Author: Lewis Gavin
Data Science Hackathon
To spread the recent data science techniques used in certain projects at work, we decided to host our first Hackathon! The idea was to take a day off from the usual day job so everyone had the opportunity to learn something new and have some fun, in a safe environment.
The theme of the Hackathon was around Text Mining, as this is an interesting area that requires no background in analytics, stats or maths to get involved.
People signed up in pairs and were provided with overview sessions to attend in weeks prior to the event. These sessions went over the basics of Text Mining. Hints were provided around the dataset and techniques but the actual “exam question” wasn’t released until the day.
A Slack channel was set up to share information and updates with all involved and was used to provide support throughout the day.
There were no constraints on the technology that could be used, however there was a pre-packaged virtual machine to help containing Python and RStudio - plus a Cloudera cluster with Spark, Hive and Impala.
The Dataset and Exam question
The dataset provided was the Amazon Fine Food Reviews dataset from Kaggle. This dataset contained around half a million rows of reviews on food items sold on Amazon. This particular dataset was chosen due to the large amounts of free text available - perfect for Text Mining! Not only that, but the context was food based, meaning it was a neutral dataset - easy for anyone to understand.
By providing half a million rows text of data, this gave the contestants the opportunity to see how long calculations can take on large datasets - proving the importance of sampling when performing exploratory analysis.
The exam question for the day was purposefully kept broad - “Find some insights in the data using Text Mining Techniques”. This gave people the opportunity to discover and play as they pleased, encouraging learning of a whole bunch of different techniques. There were some starter questions to help get the ball rolling including: What were the most common phrases (bi/tri-grams)? and what sentiment can be derived from reviews on certain products?
Contestants were asked to produce a “one pager” outlining their Hypotheses, Method, Visualizations & Insights and What they learnt. These would be shared to each other at the end of the day and voted on by all participants to produce 2 winners.
Naturally, due to the nature of Text Mining and the lack of simple visuals to present textual findings - nearly every team produced a wordcloud. However most teams backed up their wordclouds with other interesting findings.
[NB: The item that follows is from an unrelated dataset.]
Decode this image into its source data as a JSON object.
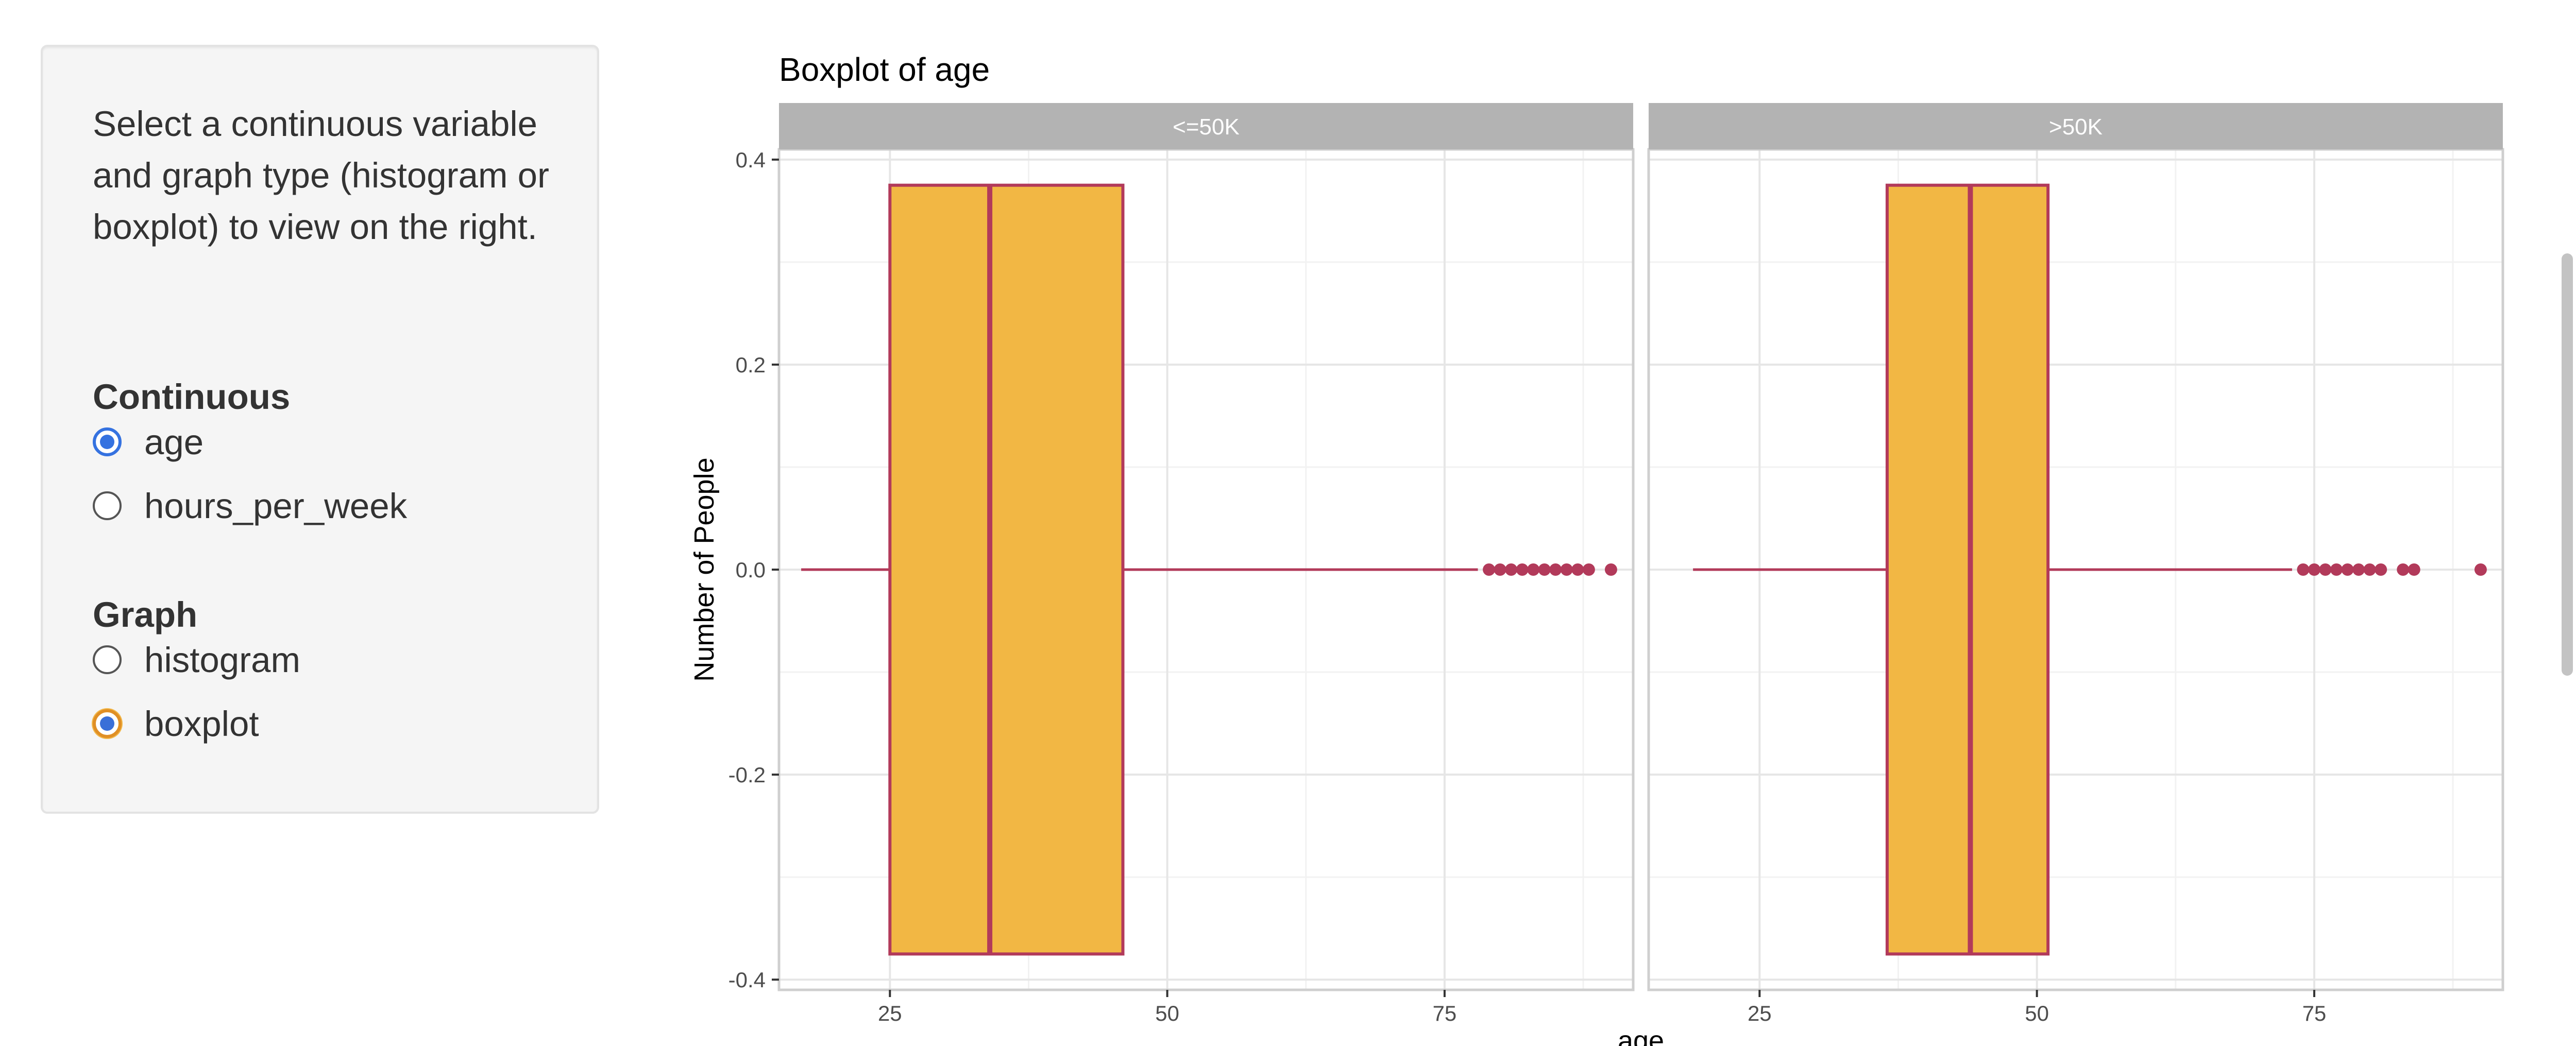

Most teams used R and produced Document-Term Frequency matrices to do the bulk of their analysis however most teams found (Due to RStudio only being able to run on a single core) that they were unable to process the whole dataset. A small number of teams used Spark and due to it being able to process in parallel and in memory, could perform their analysis on the whole data set. The findings were only slightly different but demonstrated limitations of certain tools.
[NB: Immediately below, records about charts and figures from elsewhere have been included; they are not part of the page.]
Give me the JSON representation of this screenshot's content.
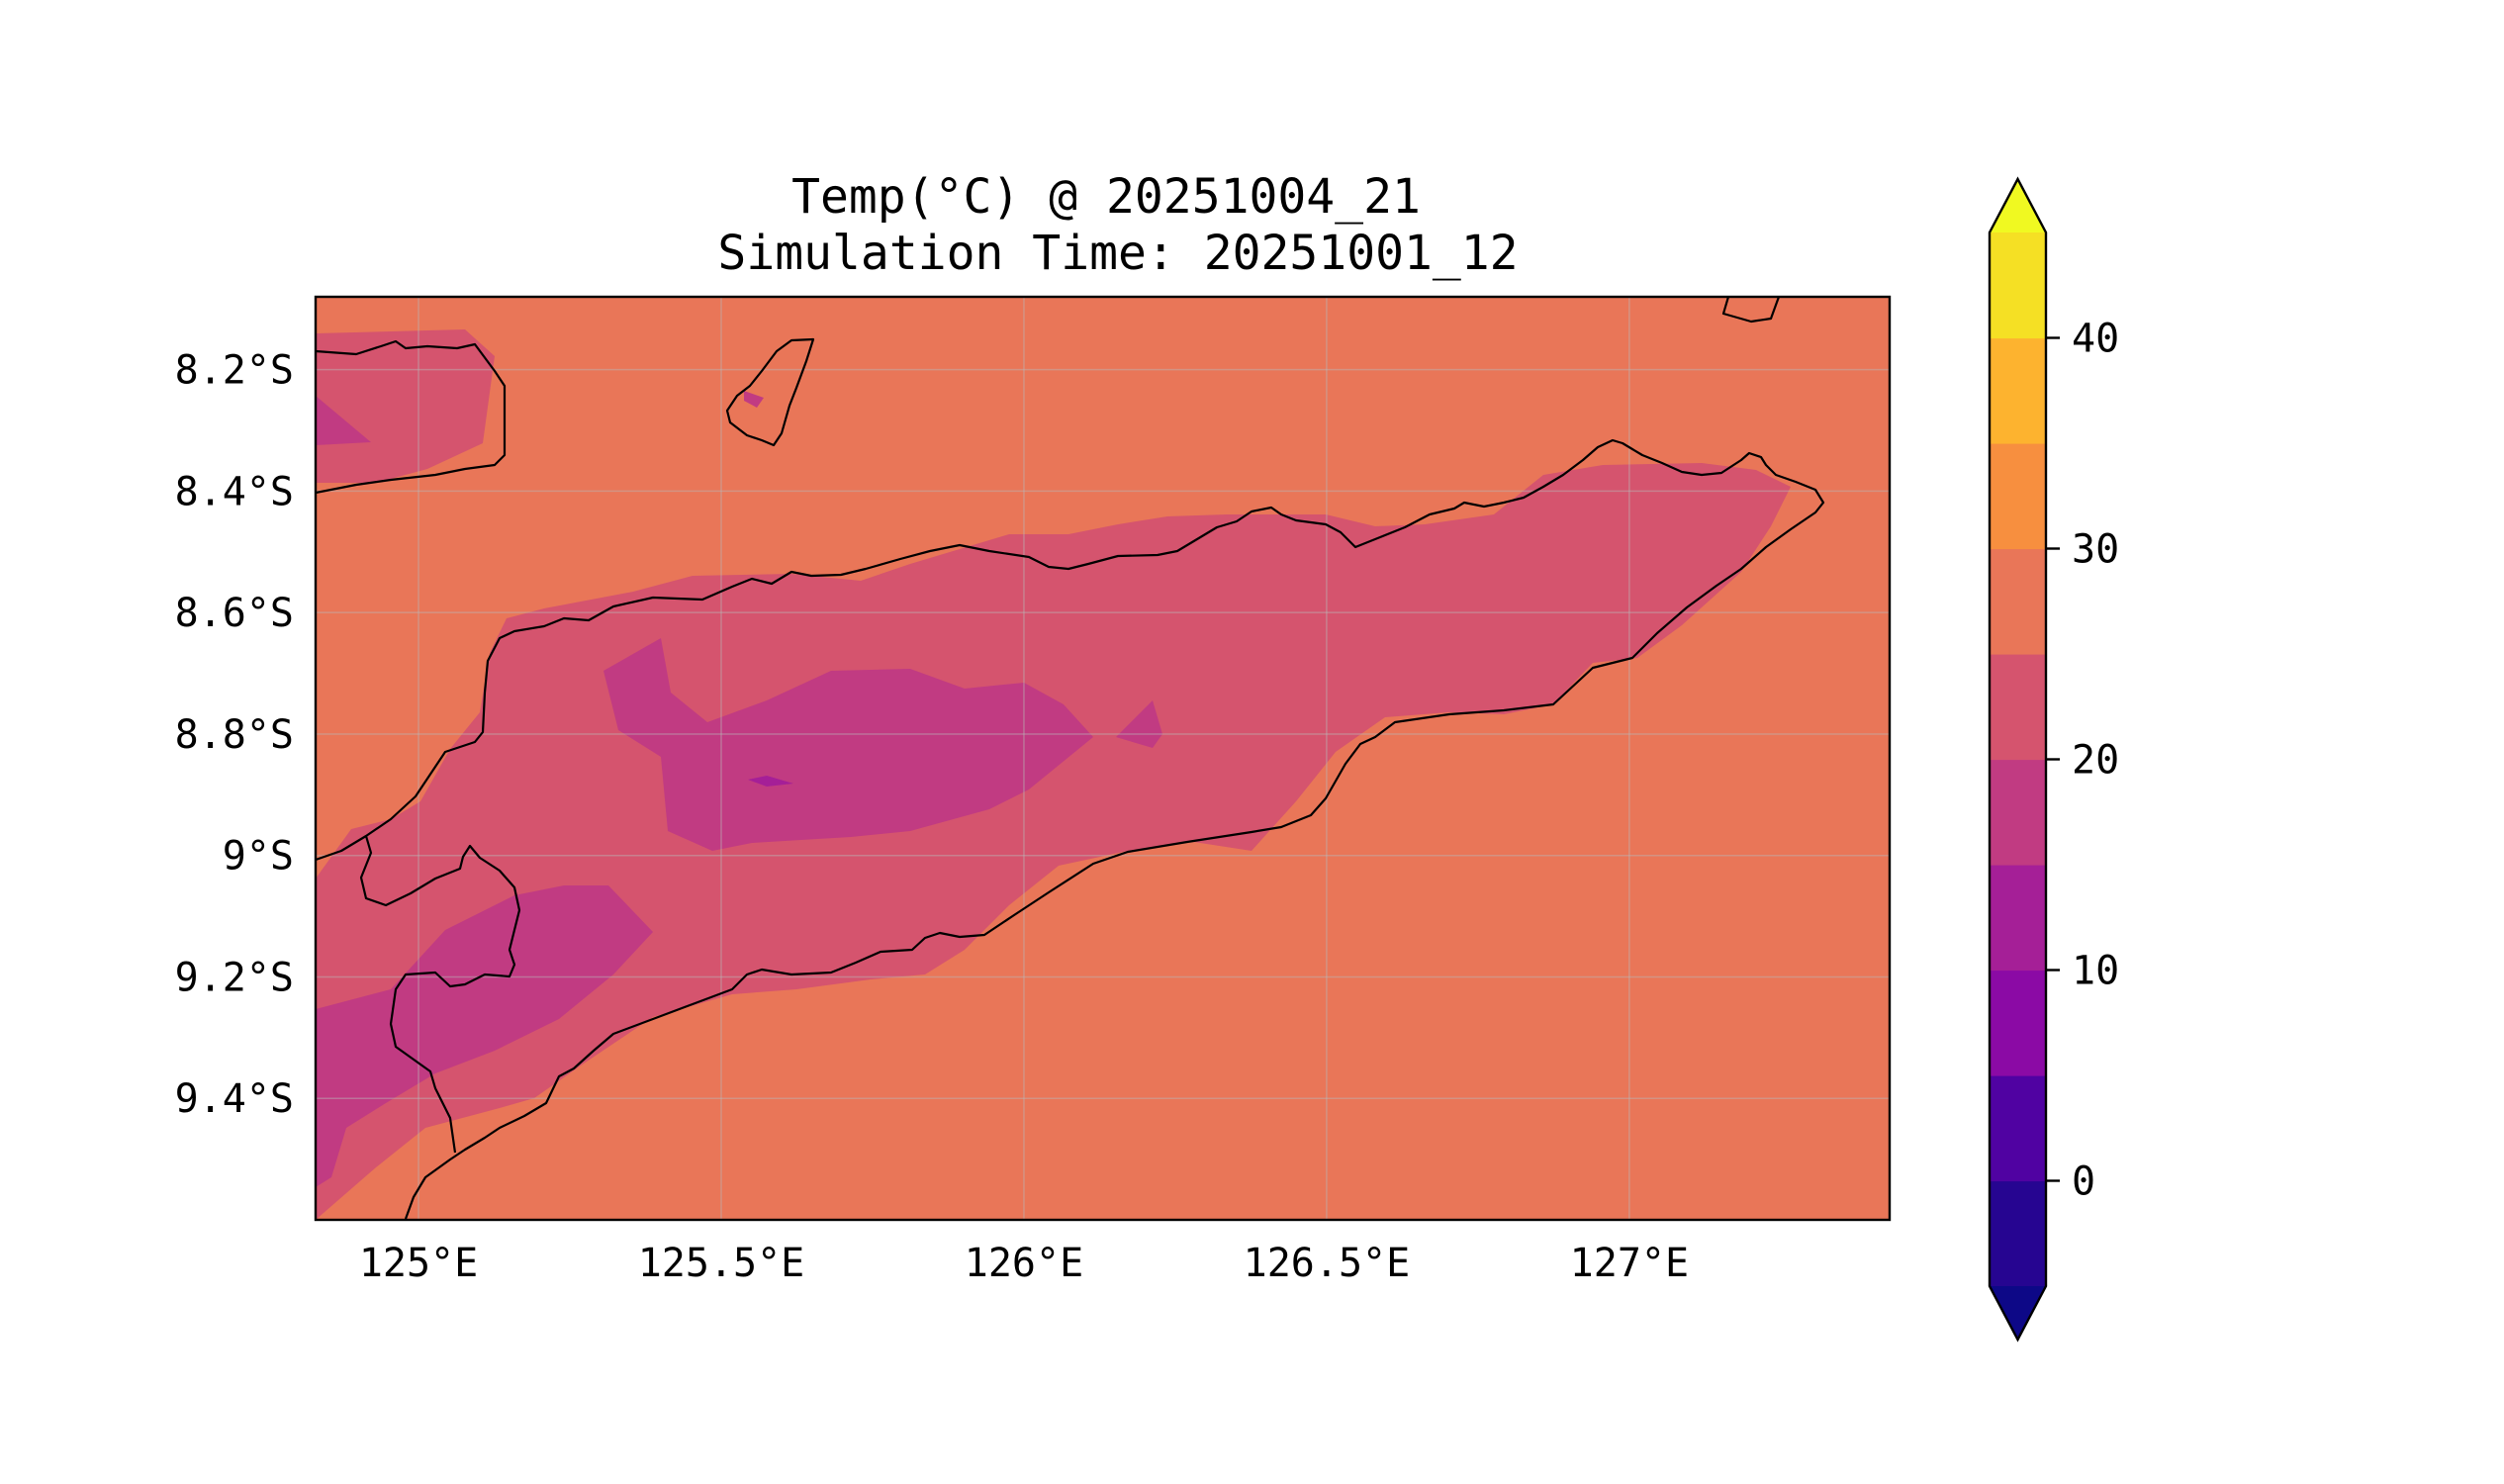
{
  "title": {
    "line1": "Temp(°C) @ 20251004_21",
    "line2": "Simulation Time: 20251001_12"
  },
  "map": {
    "lon_range": [
      124.83,
      127.43
    ],
    "lat_range": [
      -9.6,
      -8.08
    ],
    "x_ticks": [
      {
        "value": 125.0,
        "label": "125°E"
      },
      {
        "value": 125.5,
        "label": "125.5°E"
      },
      {
        "value": 126.0,
        "label": "126°E"
      },
      {
        "value": 126.5,
        "label": "126.5°E"
      },
      {
        "value": 127.0,
        "label": "127°E"
      }
    ],
    "y_ticks": [
      {
        "value": -8.2,
        "label": "8.2°S"
      },
      {
        "value": -8.4,
        "label": "8.4°S"
      },
      {
        "value": -8.6,
        "label": "8.6°S"
      },
      {
        "value": -8.8,
        "label": "8.8°S"
      },
      {
        "value": -9.0,
        "label": "9°S"
      },
      {
        "value": -9.2,
        "label": "9.2°S"
      },
      {
        "value": -9.4,
        "label": "9.4°S"
      }
    ],
    "gridlines": true,
    "background_color": "#e97658",
    "coastline_color": "#000000"
  },
  "colorbar": {
    "levels": [
      -5,
      0,
      5,
      10,
      15,
      20,
      25,
      30,
      35,
      40,
      45
    ],
    "colors": [
      "#260591",
      "#5002a2",
      "#8b0aa5",
      "#a51f97",
      "#c13b82",
      "#d5546e",
      "#e97658",
      "#f78f3f",
      "#fdb32f",
      "#f5e024"
    ],
    "under_color": "#0d0887",
    "over_color": "#f0f921",
    "extend": "both",
    "ticks": [
      {
        "value": 0,
        "label": "0"
      },
      {
        "value": 10,
        "label": "10"
      },
      {
        "value": 20,
        "label": "20"
      },
      {
        "value": 30,
        "label": "30"
      },
      {
        "value": 40,
        "label": "40"
      }
    ]
  }
}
Some teams chose to visualise their findings using R plots, others exported their data and used Tableau. One team looked at modeling the relationships between review submitters and products using Neo4J. Their hope was to be able to demonstrate common products between individuals to aid with recommendations.
Overall, the day was a huge success and greatly received. People really enjoyed the opportunity to do something a little different and there wasn’t a single team that could say they didn’t learn something new. Hackathons are a great way to get people interacting collaboratively and really help introduce new topics in an interesting way. I hope to be a part of more in the future!